The Ethics of Migration under Non-Ideal Conditions

Type
Open Panel
Language
English
Format
Virtual
Description

Conceptions of what we should understand as non-ideal circumstances vary widely in the philosophical discourse. In debates on international cooperation on forced migration, non-ideal theory has been invoked to deal with scenarios of states’ non-compliance in a responsibility-sharing scheme. But it may also serve as a wider comment on the hopes we may hold in realizing migration justice, and how we should organize our practical aims accordingly.
But how should we understand the idea of feasibility in times of deep political polarization?
Others understand realism not as a concern about the feasibility of our ideals, but about taking the ubiquity of disagreement and conflict in social life as starting points for devising normative criteria in the first place. This is often reflected in a heightened emphasis on questions of legitimacy and the justification of state coercion. In migration ethics, a number of recent works have put legitimacy at the centre of broader theories of migration justice, arguing that a state’s internal legitimacy is conditional upon how it deals with migration.
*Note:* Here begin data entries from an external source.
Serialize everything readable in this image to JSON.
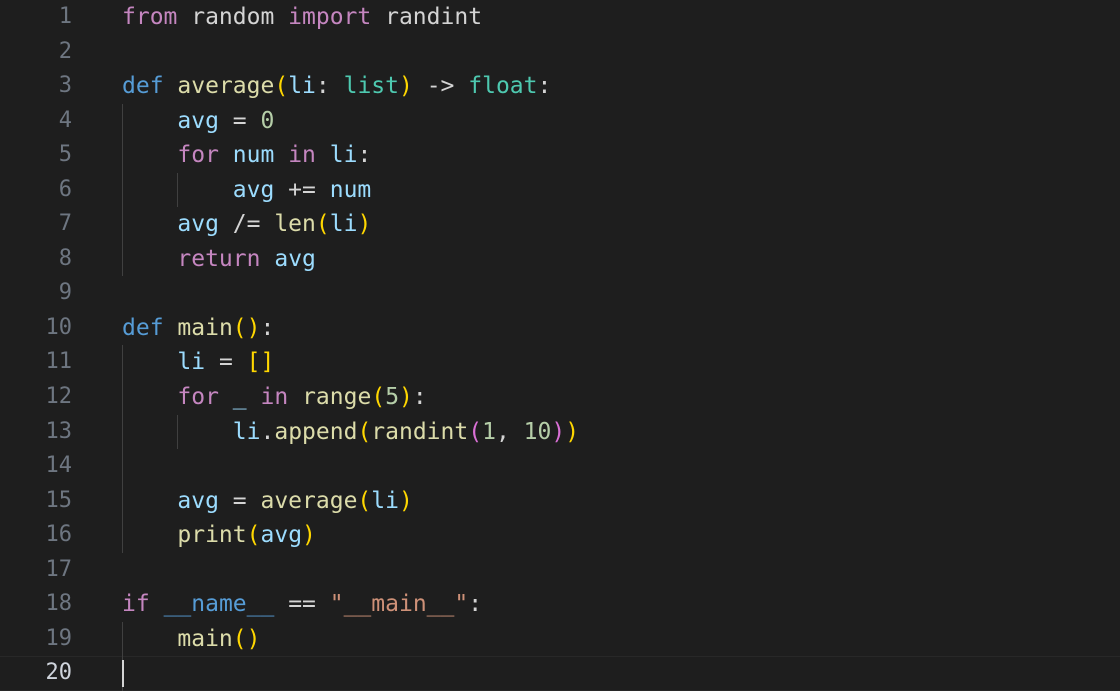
{
  "editor": {
    "language": "python",
    "theme": "dark-plus",
    "background_color": "#1e1e1e",
    "line_number_color": "#6e7681",
    "active_line_number_color": "#cfd4dc",
    "indent_guide_color": "#404040",
    "cursor_color": "#d4d4d4",
    "total_lines": 20,
    "active_line": 20,
    "cursor_line": 20,
    "cursor_column": 1,
    "font_size_px": 23,
    "line_height_px": 34.55
  },
  "colors": {
    "keyword": "#c586c0",
    "keyword_declaration": "#569cd6",
    "function": "#dcdcaa",
    "variable": "#9cdcfe",
    "type": "#4ec9b0",
    "number": "#b5cea8",
    "string": "#ce9178",
    "operator": "#d4d4d4",
    "bracket_level_0": "#ffd700",
    "bracket_level_1": "#da70d6",
    "plain": "#d4d4d4"
  },
  "lines": [
    {
      "number": "1",
      "indent_guides": [],
      "tokens": [
        {
          "text": "from",
          "cls": "t-kw"
        },
        {
          "text": " random ",
          "cls": "t-plain"
        },
        {
          "text": "import",
          "cls": "t-kw"
        },
        {
          "text": " randint",
          "cls": "t-plain"
        }
      ]
    },
    {
      "number": "2",
      "indent_guides": [],
      "tokens": []
    },
    {
      "number": "3",
      "indent_guides": [],
      "tokens": [
        {
          "text": "def",
          "cls": "t-kw2"
        },
        {
          "text": " ",
          "cls": "t-plain"
        },
        {
          "text": "average",
          "cls": "t-fn"
        },
        {
          "text": "(",
          "cls": "t-br0"
        },
        {
          "text": "li",
          "cls": "t-var"
        },
        {
          "text": ": ",
          "cls": "t-plain"
        },
        {
          "text": "list",
          "cls": "t-type"
        },
        {
          "text": ")",
          "cls": "t-br0"
        },
        {
          "text": " -> ",
          "cls": "t-op"
        },
        {
          "text": "float",
          "cls": "t-type"
        },
        {
          "text": ":",
          "cls": "t-plain"
        }
      ]
    },
    {
      "number": "4",
      "indent_guides": [
        0
      ],
      "tokens": [
        {
          "text": "    ",
          "cls": "t-plain"
        },
        {
          "text": "avg",
          "cls": "t-var"
        },
        {
          "text": " = ",
          "cls": "t-op"
        },
        {
          "text": "0",
          "cls": "t-num"
        }
      ]
    },
    {
      "number": "5",
      "indent_guides": [
        0
      ],
      "tokens": [
        {
          "text": "    ",
          "cls": "t-plain"
        },
        {
          "text": "for",
          "cls": "t-kw"
        },
        {
          "text": " ",
          "cls": "t-plain"
        },
        {
          "text": "num",
          "cls": "t-var"
        },
        {
          "text": " ",
          "cls": "t-plain"
        },
        {
          "text": "in",
          "cls": "t-kw"
        },
        {
          "text": " ",
          "cls": "t-plain"
        },
        {
          "text": "li",
          "cls": "t-var"
        },
        {
          "text": ":",
          "cls": "t-plain"
        }
      ]
    },
    {
      "number": "6",
      "indent_guides": [
        0,
        1
      ],
      "tokens": [
        {
          "text": "        ",
          "cls": "t-plain"
        },
        {
          "text": "avg",
          "cls": "t-var"
        },
        {
          "text": " += ",
          "cls": "t-op"
        },
        {
          "text": "num",
          "cls": "t-var"
        }
      ]
    },
    {
      "number": "7",
      "indent_guides": [
        0
      ],
      "tokens": [
        {
          "text": "    ",
          "cls": "t-plain"
        },
        {
          "text": "avg",
          "cls": "t-var"
        },
        {
          "text": " /= ",
          "cls": "t-op"
        },
        {
          "text": "len",
          "cls": "t-fn"
        },
        {
          "text": "(",
          "cls": "t-br0"
        },
        {
          "text": "li",
          "cls": "t-var"
        },
        {
          "text": ")",
          "cls": "t-br0"
        }
      ]
    },
    {
      "number": "8",
      "indent_guides": [
        0
      ],
      "tokens": [
        {
          "text": "    ",
          "cls": "t-plain"
        },
        {
          "text": "return",
          "cls": "t-kw"
        },
        {
          "text": " ",
          "cls": "t-plain"
        },
        {
          "text": "avg",
          "cls": "t-var"
        }
      ]
    },
    {
      "number": "9",
      "indent_guides": [],
      "tokens": []
    },
    {
      "number": "10",
      "indent_guides": [],
      "tokens": [
        {
          "text": "def",
          "cls": "t-kw2"
        },
        {
          "text": " ",
          "cls": "t-plain"
        },
        {
          "text": "main",
          "cls": "t-fn"
        },
        {
          "text": "(",
          "cls": "t-br0"
        },
        {
          "text": ")",
          "cls": "t-br0"
        },
        {
          "text": ":",
          "cls": "t-plain"
        }
      ]
    },
    {
      "number": "11",
      "indent_guides": [
        0
      ],
      "tokens": [
        {
          "text": "    ",
          "cls": "t-plain"
        },
        {
          "text": "li",
          "cls": "t-var"
        },
        {
          "text": " = ",
          "cls": "t-op"
        },
        {
          "text": "[",
          "cls": "t-br0"
        },
        {
          "text": "]",
          "cls": "t-br0"
        }
      ]
    },
    {
      "number": "12",
      "indent_guides": [
        0
      ],
      "tokens": [
        {
          "text": "    ",
          "cls": "t-plain"
        },
        {
          "text": "for",
          "cls": "t-kw"
        },
        {
          "text": " ",
          "cls": "t-plain"
        },
        {
          "text": "_",
          "cls": "t-var"
        },
        {
          "text": " ",
          "cls": "t-plain"
        },
        {
          "text": "in",
          "cls": "t-kw"
        },
        {
          "text": " ",
          "cls": "t-plain"
        },
        {
          "text": "range",
          "cls": "t-fn"
        },
        {
          "text": "(",
          "cls": "t-br0"
        },
        {
          "text": "5",
          "cls": "t-num"
        },
        {
          "text": ")",
          "cls": "t-br0"
        },
        {
          "text": ":",
          "cls": "t-plain"
        }
      ]
    },
    {
      "number": "13",
      "indent_guides": [
        0,
        1
      ],
      "tokens": [
        {
          "text": "        ",
          "cls": "t-plain"
        },
        {
          "text": "li",
          "cls": "t-var"
        },
        {
          "text": ".",
          "cls": "t-plain"
        },
        {
          "text": "append",
          "cls": "t-fn"
        },
        {
          "text": "(",
          "cls": "t-br0"
        },
        {
          "text": "randint",
          "cls": "t-fn"
        },
        {
          "text": "(",
          "cls": "t-br1"
        },
        {
          "text": "1",
          "cls": "t-num"
        },
        {
          "text": ", ",
          "cls": "t-plain"
        },
        {
          "text": "10",
          "cls": "t-num"
        },
        {
          "text": ")",
          "cls": "t-br1"
        },
        {
          "text": ")",
          "cls": "t-br0"
        }
      ]
    },
    {
      "number": "14",
      "indent_guides": [
        0
      ],
      "tokens": []
    },
    {
      "number": "15",
      "indent_guides": [
        0
      ],
      "tokens": [
        {
          "text": "    ",
          "cls": "t-plain"
        },
        {
          "text": "avg",
          "cls": "t-var"
        },
        {
          "text": " = ",
          "cls": "t-op"
        },
        {
          "text": "average",
          "cls": "t-fn"
        },
        {
          "text": "(",
          "cls": "t-br0"
        },
        {
          "text": "li",
          "cls": "t-var"
        },
        {
          "text": ")",
          "cls": "t-br0"
        }
      ]
    },
    {
      "number": "16",
      "indent_guides": [
        0
      ],
      "tokens": [
        {
          "text": "    ",
          "cls": "t-plain"
        },
        {
          "text": "print",
          "cls": "t-fn"
        },
        {
          "text": "(",
          "cls": "t-br0"
        },
        {
          "text": "avg",
          "cls": "t-var"
        },
        {
          "text": ")",
          "cls": "t-br0"
        }
      ]
    },
    {
      "number": "17",
      "indent_guides": [],
      "tokens": []
    },
    {
      "number": "18",
      "indent_guides": [],
      "tokens": [
        {
          "text": "if",
          "cls": "t-kw"
        },
        {
          "text": " ",
          "cls": "t-plain"
        },
        {
          "text": "__name__",
          "cls": "t-kw2"
        },
        {
          "text": " == ",
          "cls": "t-op"
        },
        {
          "text": "\"__main__\"",
          "cls": "t-str"
        },
        {
          "text": ":",
          "cls": "t-plain"
        }
      ]
    },
    {
      "number": "19",
      "indent_guides": [
        0
      ],
      "tokens": [
        {
          "text": "    ",
          "cls": "t-plain"
        },
        {
          "text": "main",
          "cls": "t-fn"
        },
        {
          "text": "(",
          "cls": "t-br0"
        },
        {
          "text": ")",
          "cls": "t-br0"
        }
      ]
    },
    {
      "number": "20",
      "indent_guides": [
        0
      ],
      "active": true,
      "cursor": true,
      "tokens": []
    }
  ],
  "source_text": "from random import randint\n\ndef average(li: list) -> float:\n    avg = 0\n    for num in li:\n        avg += num\n    avg /= len(li)\n    return avg\n\ndef main():\n    li = []\n    for _ in range(5):\n        li.append(randint(1, 10))\n\n    avg = average(li)\n    print(avg)\n\nif __name__ == \"__main__\":\n    main()\n"
}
But there is still room for debate on why legitimacy should be a central value in a theory of migration in the first place – is its advantage that it does better at grounding duties in the real world than more ambitious accounts of justice?
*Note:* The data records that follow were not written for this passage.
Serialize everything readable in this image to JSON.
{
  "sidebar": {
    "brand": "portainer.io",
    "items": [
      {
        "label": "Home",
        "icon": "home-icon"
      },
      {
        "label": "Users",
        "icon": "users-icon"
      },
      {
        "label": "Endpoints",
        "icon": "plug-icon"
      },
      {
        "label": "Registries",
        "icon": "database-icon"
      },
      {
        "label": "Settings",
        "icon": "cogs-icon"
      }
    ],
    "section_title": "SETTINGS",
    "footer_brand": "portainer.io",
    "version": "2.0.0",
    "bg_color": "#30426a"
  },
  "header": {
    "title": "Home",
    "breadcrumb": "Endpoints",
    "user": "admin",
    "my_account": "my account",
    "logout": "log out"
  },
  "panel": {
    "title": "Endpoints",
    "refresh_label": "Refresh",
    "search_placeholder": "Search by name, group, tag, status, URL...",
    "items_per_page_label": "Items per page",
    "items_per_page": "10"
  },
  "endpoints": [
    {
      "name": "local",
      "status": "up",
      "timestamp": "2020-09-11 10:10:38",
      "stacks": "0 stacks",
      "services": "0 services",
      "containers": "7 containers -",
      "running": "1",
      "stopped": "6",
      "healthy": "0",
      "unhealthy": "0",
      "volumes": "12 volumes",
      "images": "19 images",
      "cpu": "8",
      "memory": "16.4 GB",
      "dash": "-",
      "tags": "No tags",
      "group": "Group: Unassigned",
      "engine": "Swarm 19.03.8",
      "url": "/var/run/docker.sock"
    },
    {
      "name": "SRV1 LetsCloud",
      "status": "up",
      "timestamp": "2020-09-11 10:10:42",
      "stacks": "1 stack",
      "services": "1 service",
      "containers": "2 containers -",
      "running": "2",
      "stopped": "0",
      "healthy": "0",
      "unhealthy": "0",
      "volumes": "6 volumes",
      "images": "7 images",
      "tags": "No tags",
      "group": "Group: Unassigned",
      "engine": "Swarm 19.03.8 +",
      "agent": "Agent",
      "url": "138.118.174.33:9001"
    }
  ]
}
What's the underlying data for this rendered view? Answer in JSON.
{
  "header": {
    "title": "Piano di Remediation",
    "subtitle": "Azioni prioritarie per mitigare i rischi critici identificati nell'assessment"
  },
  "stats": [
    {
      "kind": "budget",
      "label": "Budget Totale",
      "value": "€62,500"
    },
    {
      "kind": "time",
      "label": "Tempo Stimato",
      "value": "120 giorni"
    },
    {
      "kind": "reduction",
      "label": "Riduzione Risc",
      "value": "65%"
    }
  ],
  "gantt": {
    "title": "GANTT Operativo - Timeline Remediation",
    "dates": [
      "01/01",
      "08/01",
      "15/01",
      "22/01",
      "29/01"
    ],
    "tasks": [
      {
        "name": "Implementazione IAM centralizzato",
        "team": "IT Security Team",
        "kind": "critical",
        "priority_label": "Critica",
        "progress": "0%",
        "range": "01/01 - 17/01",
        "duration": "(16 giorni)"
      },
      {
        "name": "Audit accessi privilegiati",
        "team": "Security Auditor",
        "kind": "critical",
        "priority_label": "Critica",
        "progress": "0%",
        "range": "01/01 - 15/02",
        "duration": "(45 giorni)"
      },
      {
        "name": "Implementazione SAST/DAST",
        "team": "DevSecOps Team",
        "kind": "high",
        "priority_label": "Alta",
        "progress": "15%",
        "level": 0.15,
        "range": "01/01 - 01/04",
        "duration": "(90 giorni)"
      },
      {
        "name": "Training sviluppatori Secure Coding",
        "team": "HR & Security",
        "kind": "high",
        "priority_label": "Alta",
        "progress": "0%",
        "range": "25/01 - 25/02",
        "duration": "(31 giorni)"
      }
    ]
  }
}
Finally, some theorists have sought to embed migration ethics in a wider account of the global social processes connected to migration movements, and how these have shifted historically and as a result of political struggles. Here, theory is not concerned with the feasibility of an abstract ideal, but – on the contrary – with criticizing our theoretical categories for their lack of grasp of the dynamic and deeply politicized nature of real-world social processes. This perspective includes critiques of “methodological nationalism” in the political theory of migration, but also a recent debate about the role colonialism as a historical injustice should play in migration ethics. Though conceptually distinct from non-ideal and realist accounts of migration ethics, these critical accounts also concern themselves with mediating theory and real-world processes – so that the question arises how they might relate.